Many men catch this malady by eating certain meats, herbs, roots, at
unawares; as henbane, nightshade, cicuta, mandrakes, &c. [2392]A company
of young men at Agrigentum in Sicily, came into a tavern; where after they
had freely taken their liquor, whether it were the wine itself, or
something mixed with it 'tis not yet known, [2393]but upon a sudden they
began to be so troubled in their brains, and their phantasy so crazed, that
they thought they were in a ship at sea, and now ready to be cast away by
reason of a tempest. Wherefore to avoid shipwreck and present drowning,
they flung all the goods in the house out at the windows into the street,
or into the sea, as they supposed; thus they continued mad a pretty season,
and being brought before the magistrate to give an account of this their
fact, they told him (not yet recovered of their madness) that what was done
they did for fear of death, and to avoid imminent danger: the spectators
were all amazed at this their stupidity, and gazed on them still, whilst
one of the ancientest of the company, in a grave tone, excused himself to
the magistrate upon his knees, O viri Tritones, ego in imo jacui, I
beseech your deities, &c. for I was in the bottom of the ship all the
while: another besought them as so many sea gods to be good unto them, and
if ever he and his fellows came to land again, [2394]he would build an
altar to their service. The magistrate could not sufficiently laugh at this
their madness, bid them sleep it out, and so went his ways. Many such
accidents frequently happen, upon these unknown occasions. Some are so
caused by philters, wandering in the sun, biting of a mad dog, a blow on
the head, stinging with that kind of spider called tarantula, an ordinary
thing if we may believe Skeuck. l. 6. de Venenis, in Calabria and
Apulia in Italy, Cardan, subtil. l. 9. Scaliger exercitat. 185. Their
symptoms are merrily described by Jovianus Pontanus, Ant. dial. how they
dance altogether, and are cured by music. [2395]Cardan speaks of certain
stones, if they be carried about one, which will cause melancholy and
madness; he calls them unhappy, as an [2396]adamant, selenites, &c.

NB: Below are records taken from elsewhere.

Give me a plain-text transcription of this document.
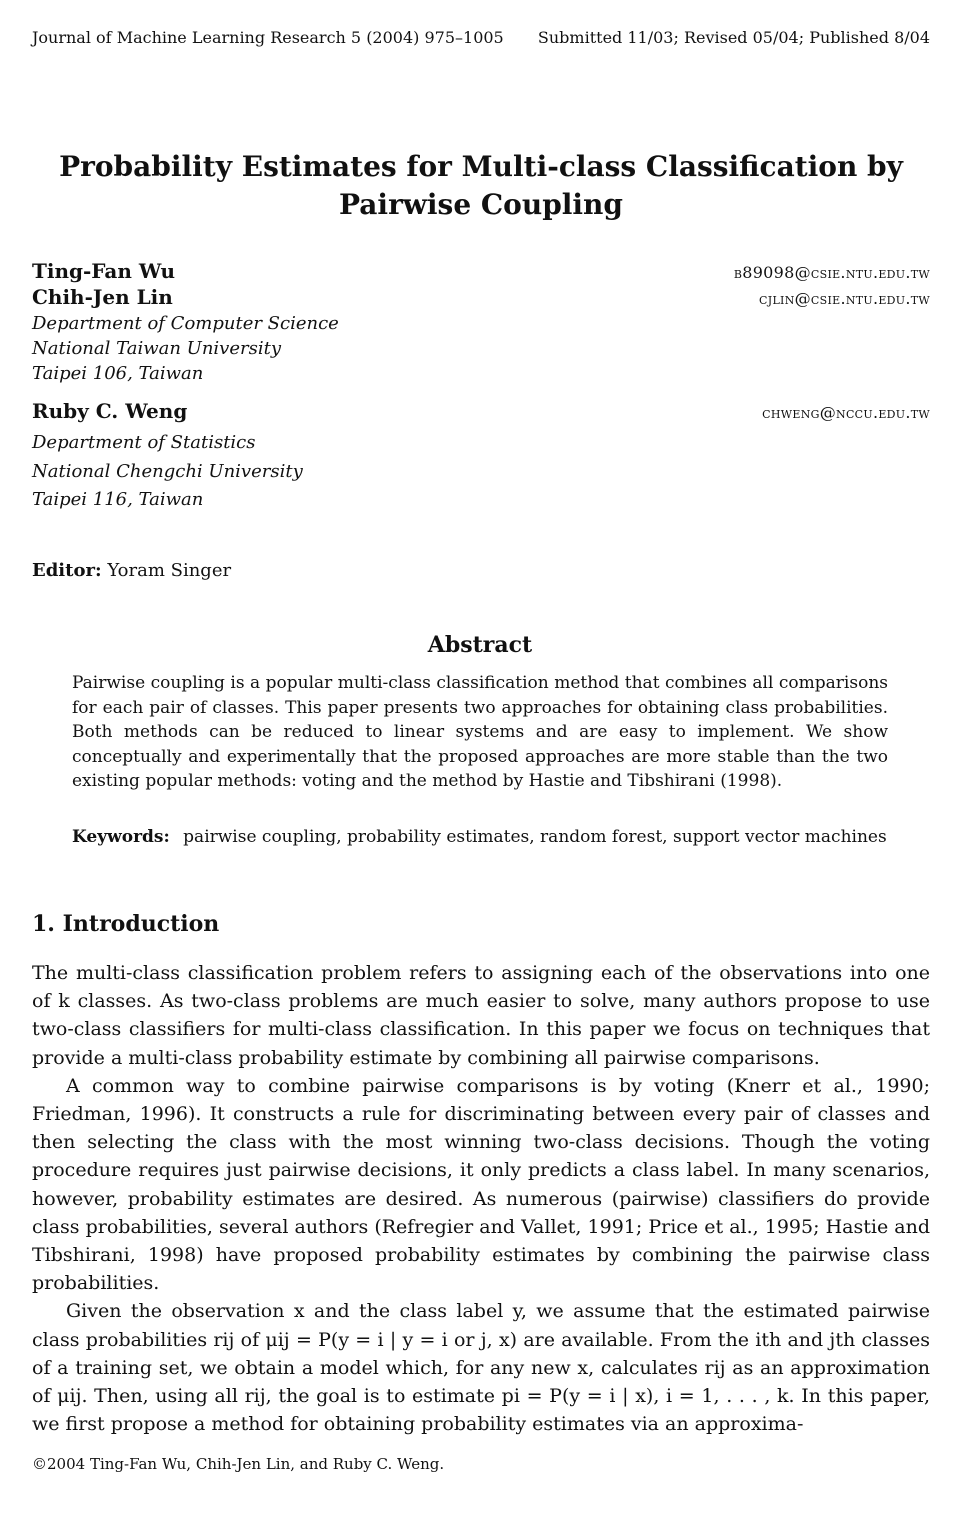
Journal of Machine Learning Research 5 (2004) 975–1005 Submitted 11/03; Revised 05/04; Published 8/04
Probability Estimates for Multi-class Classification by
Pairwise Coupling
Ting-Fan Wu	b89098@csie.ntu.edu.tw
Chih-Jen Lin	cjlin@csie.ntu.edu.tw
Department of Computer Science
National Taiwan University
Taipei 106, Taiwan
Ruby C. Weng	chweng@nccu.edu.tw
Department of Statistics
National Chengchi University
Taipei 116, Taiwan
Editor: Yoram Singer
Abstract
Pairwise coupling is a popular multi-class classification method that combines all comparisons for each pair of classes. This paper presents two approaches for obtaining class probabilities. Both methods can be reduced to linear systems and are easy to implement. We show conceptually and experimentally that the proposed approaches are more stable than the two existing popular methods: voting and the method by Hastie and Tibshirani (1998).
Keywords: pairwise coupling, probability estimates, random forest, support vector machines
1. Introduction

The multi-class classification problem refers to assigning each of the observations into one of k classes. As two-class problems are much easier to solve, many authors propose to use two-class classifiers for multi-class classification. In this paper we focus on techniques that provide a multi-class probability estimate by combining all pairwise comparisons.

A common way to combine pairwise comparisons is by voting (Knerr et al., 1990; Friedman, 1996). It constructs a rule for discriminating between every pair of classes and then selecting the class with the most winning two-class decisions. Though the voting procedure requires just pairwise decisions, it only predicts a class label. In many scenarios, however, probability estimates are desired. As numerous (pairwise) classifiers do provide class probabilities, several authors (Refregier and Vallet, 1991; Price et al., 1995; Hastie and Tibshirani, 1998) have proposed probability estimates by combining the pairwise class probabilities.

Given the observation x and the class label y, we assume that the estimated pairwise class probabilities rij of μij = P(y = i | y = i or j, x) are available. From the ith and jth classes of a training set, we obtain a model which, for any new x, calculates rij as an approximation of μij. Then, using all rij, the goal is to estimate pi = P(y = i | x), i = 1, . . . , k. In this paper, we first propose a method for obtaining probability estimates via an approxima-

©2004 Ting-Fan Wu, Chih-Jen Lin, and Ruby C. Weng.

“which dry up the body, increase cares, diminish sleep:” Ctesias in
Persicis, makes mention of a well in those parts, of which if any man
drink, [2397]“he is mad for 24 hours.” Some lose their wits by terrible
objects (as elsewhere I have more [2398]copiously dilated) and life itself
many times, as Hippolitus affrighted by Neptune's seahorses, Athemas by
Juno's furies: but these relations are common in all writers.
[2399]Hic alias poteram, et plures subnectere causas,
Sed jumenta vocant, et Sol inclinat, Eundum est.
Many such causes, much more could I say,
But that for provender my cattle stay:
The sun declines, and I must needs away.
These causes if they be considered, and come alone, I do easily yield, can
do little of themselves, seldom, or apart (an old oak is not felled at a
blow) though many times they are all sufficient every one: yet if they
concur, as often they do,
vis unita fortior; et quae non obsunt singula,
multa nocent, they may batter a strong constitution; as
[2400]Austin
said, “many grains and small sands sink a ship, many small drops make a
flood,” &c., often reiterated; many dispositions produce an habit.